Whether ANP would also be part of the possible alliance? “Definitely! Talks would be held with all parties for one to one contest with MQM in Karachi especially the Pashtun dominated areas” replied Marwat.
ANP’s Bashir Jan, whose party claims having being elected on 100 percent seats it had contested in 2008 elections, said his party can give concessions and leave the winning seats for securing the alliance but he is cynical that any such alliance would emerged.
JUI-F Karachi president is also in favor of alliance with ANP but he has no trust in the party which, he blames of breaching the alliance during 2008 elections.
“Under agreement JUI voted for ANP’s Ameer Nawab Khan but ANP pulled back in other constituencies and instead voted in favor of PPP candidate under another agreement it had with the later”, said Usman.
JI and PTI though are in favor of alliance, they are least interested in making alliance with ANP. “The ANP has not only won because we boycotted, the ethnic tension also had helped it secure two seats” opined Razaq and accusing ANP of bringing bad name to the Karachi Pashtuns.
“Extortion which used to be an attribute of posh areas is now being introduced by ANP in the Pashtun areas of the city”, he goes on to say.
PTI Subhan Ali Sahil who has many old comrades in the party recalls how the peace of Pashtun was disturbed by the party which rather giving guns should have established hospitals in all Pashtun vicinities.
Bashir Jan, however, utterly refutes the allegations. “Some years back ANP was party of the poor only but now transporters, businessmen and Pashtoon in every walk of life have joined ANP for securing their future”, he claimed.
Being non-ethnic political entities, PTI, PML-N and JI will also grab the votes of other ethnic communities including Urdu speaking community which otherwise is considered a MQM vote bank.

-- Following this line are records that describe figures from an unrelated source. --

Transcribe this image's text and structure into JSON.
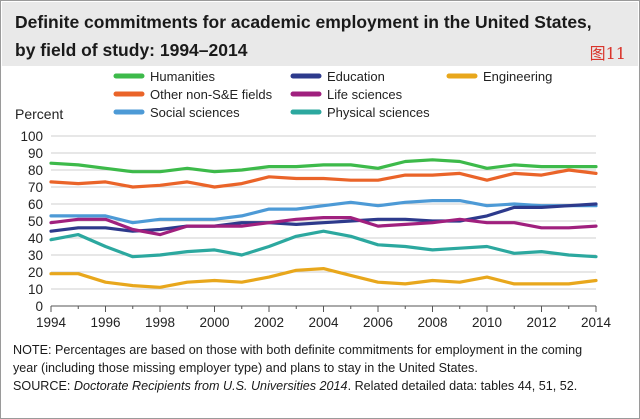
{
  "header": {
    "title_line1": "Definite commitments for academic employment in the United States,",
    "title_line2": "by field of study: 1994–2014",
    "stamp": "图11"
  },
  "colors": {
    "Humanities": "#3dba4a",
    "Other non-S&E fields": "#ea6429",
    "Social sciences": "#4d9ad6",
    "Education": "#2d3a8c",
    "Life sciences": "#a0207e",
    "Physical sciences": "#2ca89f",
    "Engineering": "#e8a71c"
  },
  "chart_data": {
    "type": "line",
    "title": "Definite commitments for academic employment in the United States, by field of study: 1994–2014",
    "ylabel": "Percent",
    "xlabel": "",
    "ylim": [
      0,
      100
    ],
    "xlim": [
      1994,
      2014
    ],
    "yticks": [
      "0",
      "10",
      "20",
      "30",
      "40",
      "50",
      "60",
      "70",
      "80",
      "90",
      "100"
    ],
    "xticks": [
      "1994",
      "1996",
      "1998",
      "2000",
      "2002",
      "2004",
      "2006",
      "2008",
      "2010",
      "2012",
      "2014"
    ],
    "x": [
      1994,
      1995,
      1996,
      1997,
      1998,
      1999,
      2000,
      2001,
      2002,
      2003,
      2004,
      2005,
      2006,
      2007,
      2008,
      2009,
      2010,
      2011,
      2012,
      2013,
      2014
    ],
    "grid": true,
    "legend_placement": "top",
    "series": [
      {
        "name": "Humanities",
        "values": [
          84,
          83,
          81,
          79,
          79,
          81,
          79,
          80,
          82,
          82,
          83,
          83,
          81,
          85,
          86,
          85,
          81,
          83,
          82,
          82,
          82
        ]
      },
      {
        "name": "Other non-S&E fields",
        "values": [
          73,
          72,
          73,
          70,
          71,
          73,
          70,
          72,
          76,
          75,
          75,
          74,
          74,
          77,
          77,
          78,
          74,
          78,
          77,
          80,
          78
        ]
      },
      {
        "name": "Social sciences",
        "values": [
          53,
          53,
          53,
          49,
          51,
          51,
          51,
          53,
          57,
          57,
          59,
          61,
          59,
          61,
          62,
          62,
          59,
          60,
          59,
          59,
          59
        ]
      },
      {
        "name": "Education",
        "values": [
          44,
          46,
          46,
          44,
          45,
          47,
          47,
          49,
          49,
          48,
          49,
          50,
          51,
          51,
          50,
          50,
          53,
          58,
          58,
          59,
          60
        ]
      },
      {
        "name": "Life sciences",
        "values": [
          49,
          51,
          51,
          45,
          42,
          47,
          47,
          47,
          49,
          51,
          52,
          52,
          47,
          48,
          49,
          51,
          49,
          49,
          46,
          46,
          47
        ]
      },
      {
        "name": "Physical sciences",
        "values": [
          39,
          42,
          35,
          29,
          30,
          32,
          33,
          30,
          35,
          41,
          44,
          41,
          36,
          35,
          33,
          34,
          35,
          31,
          32,
          30,
          29
        ]
      },
      {
        "name": "Engineering",
        "values": [
          19,
          19,
          14,
          12,
          11,
          14,
          15,
          14,
          17,
          21,
          22,
          18,
          14,
          13,
          15,
          14,
          17,
          13,
          13,
          13,
          15
        ]
      }
    ]
  },
  "notes": {
    "note_line1": "NOTE: Percentages are based on those with both definite commitments for employment in the coming",
    "note_line2": "year (including those missing employer type) and plans to stay in the United States.",
    "source_prefix": "SOURCE: ",
    "source_title": "Doctorate Recipients from U.S. Universities 2014",
    "source_suffix": ". Related detailed data: tables 44, 51, 52."
  }
}
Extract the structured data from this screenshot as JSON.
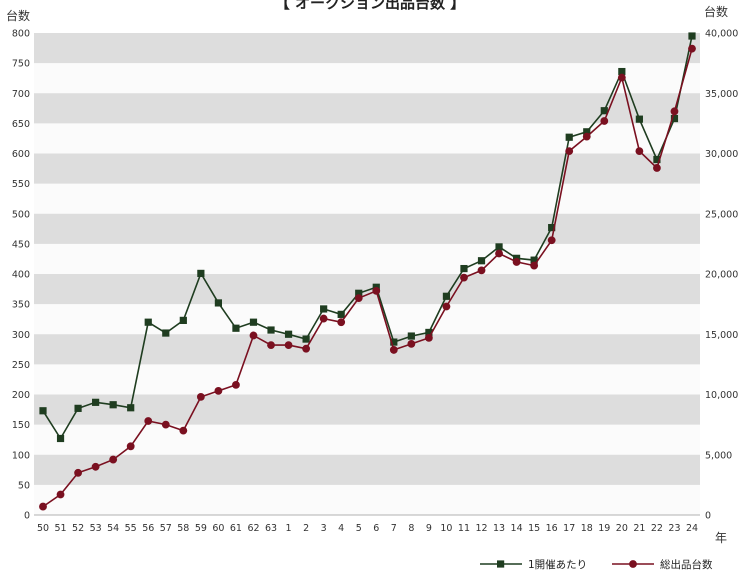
{
  "chart_data": {
    "type": "line",
    "title": "【 オークション出品台数 】",
    "ylabel_left": "台数",
    "ylabel_right": "台数",
    "xlabel": "年",
    "categories": [
      "50",
      "51",
      "52",
      "53",
      "54",
      "55",
      "56",
      "57",
      "58",
      "59",
      "60",
      "61",
      "62",
      "63",
      "1",
      "2",
      "3",
      "4",
      "5",
      "6",
      "7",
      "8",
      "9",
      "10",
      "11",
      "12",
      "13",
      "14",
      "15",
      "16",
      "17",
      "18",
      "19",
      "20",
      "21",
      "22",
      "23",
      "24"
    ],
    "ylim_left": [
      0,
      800
    ],
    "yticks_left": [
      0,
      50,
      100,
      150,
      200,
      250,
      300,
      350,
      400,
      450,
      500,
      550,
      600,
      650,
      700,
      750,
      800
    ],
    "ylim_right": [
      0,
      40000
    ],
    "yticks_right": [
      0,
      5000,
      10000,
      15000,
      20000,
      25000,
      30000,
      35000,
      40000
    ],
    "ytick_labels_right": [
      "0",
      "5,000",
      "10,000",
      "15,000",
      "20,000",
      "25,000",
      "30,000",
      "35,000",
      "40,000"
    ],
    "grid": "horizontal bands",
    "legend_position": "bottom-right",
    "series": [
      {
        "name": "1開催あたり",
        "axis": "left",
        "color": "#1f3d20",
        "marker": "square",
        "values": [
          173,
          127,
          177,
          187,
          183,
          178,
          320,
          302,
          323,
          401,
          352,
          310,
          320,
          307,
          300,
          292,
          342,
          333,
          368,
          378,
          287,
          297,
          303,
          363,
          409,
          422,
          445,
          426,
          423,
          477,
          627,
          636,
          671,
          736,
          657,
          590,
          658,
          795
        ]
      },
      {
        "name": "総出品台数",
        "axis": "right",
        "color": "#7a1020",
        "marker": "circle",
        "values": [
          700,
          1700,
          3500,
          4000,
          4600,
          5700,
          7800,
          7500,
          7000,
          9800,
          10300,
          10800,
          14900,
          14100,
          14100,
          13800,
          16300,
          16000,
          18000,
          18600,
          13700,
          14200,
          14700,
          17300,
          19700,
          20300,
          21700,
          21000,
          20700,
          22800,
          30200,
          31400,
          32700,
          36300,
          30200,
          28800,
          33500,
          38700
        ]
      }
    ]
  }
}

The voters’ trends will remain toward the party that will emancipate them from the menace of extortion and targeted killings, said Sahil and adding that the PTI through its electoral campaign has tried to dispel the impression of ethnic tussle propagated by ANP.
“If the correct delimitation process is carried out, upto 12 PS and 6 NA seats can be won by Pashtun candidates of either parties among ANP, JI, JUI-F, PPP and others” said Ghorghashti.

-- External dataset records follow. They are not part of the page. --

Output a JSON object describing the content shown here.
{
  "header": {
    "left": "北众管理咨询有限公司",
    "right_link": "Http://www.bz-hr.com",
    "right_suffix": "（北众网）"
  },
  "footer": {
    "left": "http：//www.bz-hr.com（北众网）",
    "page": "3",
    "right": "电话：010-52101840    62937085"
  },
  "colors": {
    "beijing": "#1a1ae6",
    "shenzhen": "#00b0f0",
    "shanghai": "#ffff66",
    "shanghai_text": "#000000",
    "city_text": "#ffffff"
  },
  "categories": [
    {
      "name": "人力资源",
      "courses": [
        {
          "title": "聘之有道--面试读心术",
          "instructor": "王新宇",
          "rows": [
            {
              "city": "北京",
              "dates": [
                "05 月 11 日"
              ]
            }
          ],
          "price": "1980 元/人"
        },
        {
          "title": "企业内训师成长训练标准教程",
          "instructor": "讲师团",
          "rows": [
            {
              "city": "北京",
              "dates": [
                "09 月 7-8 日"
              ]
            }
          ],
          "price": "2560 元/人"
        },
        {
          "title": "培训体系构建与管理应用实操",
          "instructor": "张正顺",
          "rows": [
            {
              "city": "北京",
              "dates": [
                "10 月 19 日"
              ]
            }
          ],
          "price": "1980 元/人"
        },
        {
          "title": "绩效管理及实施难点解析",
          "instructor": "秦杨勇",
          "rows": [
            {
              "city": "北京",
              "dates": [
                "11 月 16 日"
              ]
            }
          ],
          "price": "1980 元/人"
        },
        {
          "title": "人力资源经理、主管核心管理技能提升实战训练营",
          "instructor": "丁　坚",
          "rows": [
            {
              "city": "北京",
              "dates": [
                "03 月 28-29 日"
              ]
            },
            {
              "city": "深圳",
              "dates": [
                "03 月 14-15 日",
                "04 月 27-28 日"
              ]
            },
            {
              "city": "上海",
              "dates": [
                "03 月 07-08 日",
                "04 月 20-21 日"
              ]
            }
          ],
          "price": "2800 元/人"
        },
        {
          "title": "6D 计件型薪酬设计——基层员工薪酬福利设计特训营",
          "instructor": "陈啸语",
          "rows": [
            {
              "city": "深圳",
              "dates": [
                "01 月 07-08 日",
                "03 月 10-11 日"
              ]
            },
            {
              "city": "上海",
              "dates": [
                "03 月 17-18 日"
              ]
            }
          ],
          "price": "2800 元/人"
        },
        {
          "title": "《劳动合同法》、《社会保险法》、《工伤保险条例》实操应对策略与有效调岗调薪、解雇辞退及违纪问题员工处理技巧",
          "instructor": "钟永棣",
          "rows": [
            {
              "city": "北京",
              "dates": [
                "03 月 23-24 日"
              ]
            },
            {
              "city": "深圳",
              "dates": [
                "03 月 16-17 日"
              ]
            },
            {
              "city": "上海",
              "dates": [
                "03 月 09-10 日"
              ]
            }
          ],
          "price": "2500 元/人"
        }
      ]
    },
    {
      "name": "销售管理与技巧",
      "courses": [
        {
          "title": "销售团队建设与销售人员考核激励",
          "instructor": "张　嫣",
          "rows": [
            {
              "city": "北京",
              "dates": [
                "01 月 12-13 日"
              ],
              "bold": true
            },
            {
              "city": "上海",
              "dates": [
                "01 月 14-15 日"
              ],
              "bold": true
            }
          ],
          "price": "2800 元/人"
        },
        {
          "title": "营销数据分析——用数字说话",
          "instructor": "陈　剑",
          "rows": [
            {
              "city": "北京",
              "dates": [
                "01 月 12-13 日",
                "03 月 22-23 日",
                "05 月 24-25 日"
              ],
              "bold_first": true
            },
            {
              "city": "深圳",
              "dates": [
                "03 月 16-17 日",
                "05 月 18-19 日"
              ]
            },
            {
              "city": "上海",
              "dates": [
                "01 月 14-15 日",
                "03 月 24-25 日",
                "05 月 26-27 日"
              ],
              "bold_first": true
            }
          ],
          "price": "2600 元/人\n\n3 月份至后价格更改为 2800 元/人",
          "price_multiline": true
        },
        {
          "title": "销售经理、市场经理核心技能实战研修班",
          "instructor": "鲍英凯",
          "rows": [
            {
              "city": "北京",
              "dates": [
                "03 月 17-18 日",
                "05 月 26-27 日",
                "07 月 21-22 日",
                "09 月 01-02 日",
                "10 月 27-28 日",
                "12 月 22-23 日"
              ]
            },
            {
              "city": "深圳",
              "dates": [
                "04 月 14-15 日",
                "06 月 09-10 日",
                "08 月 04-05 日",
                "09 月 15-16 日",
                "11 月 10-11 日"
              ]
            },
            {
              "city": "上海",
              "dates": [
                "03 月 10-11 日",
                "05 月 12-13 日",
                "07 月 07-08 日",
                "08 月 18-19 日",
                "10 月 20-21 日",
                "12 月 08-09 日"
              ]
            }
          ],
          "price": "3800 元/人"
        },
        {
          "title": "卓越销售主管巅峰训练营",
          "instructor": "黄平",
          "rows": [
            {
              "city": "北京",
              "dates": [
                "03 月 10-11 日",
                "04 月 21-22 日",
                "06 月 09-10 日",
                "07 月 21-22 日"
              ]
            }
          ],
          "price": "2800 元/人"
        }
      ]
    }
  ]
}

However, between all these ifs and buts the probabilities of increase in the political representation seems to be unattainable idea. The probable tough contest on PS- 89, 90, 91, 92 and 93, 112, 114, 128 and 129 will decide whether the disproportional representation will witness any balance or not but a new addition is expected on PS-89 to the already diversified list of contenders.
Maulana Aurangzeb Farooqui, the Karachi president of ASWJ, an offshoot of defunct Sepah-e-Sahaba is all set to contest for Provincial Assembly from PS-128. Although he is considered a strong contender, his emergence on the electoral scene will certainly deprive JUI-F of majority of votes in the constituency.
Professor Tauseef Ahmed who sees the Pashtun areas as the areas of deprived and poor class said functioning of system and continuous elections without any break will change the political face of the area.
“With elections, the people of the area will reject those bringing lawlessness, killings and extortion and accept those bring development and prosperity to their area”, he said.
This is the unedited version of story on Pashtun’s political representation in Karachi, published in the Frontier Post’s Weekend Post on 24th February 2013.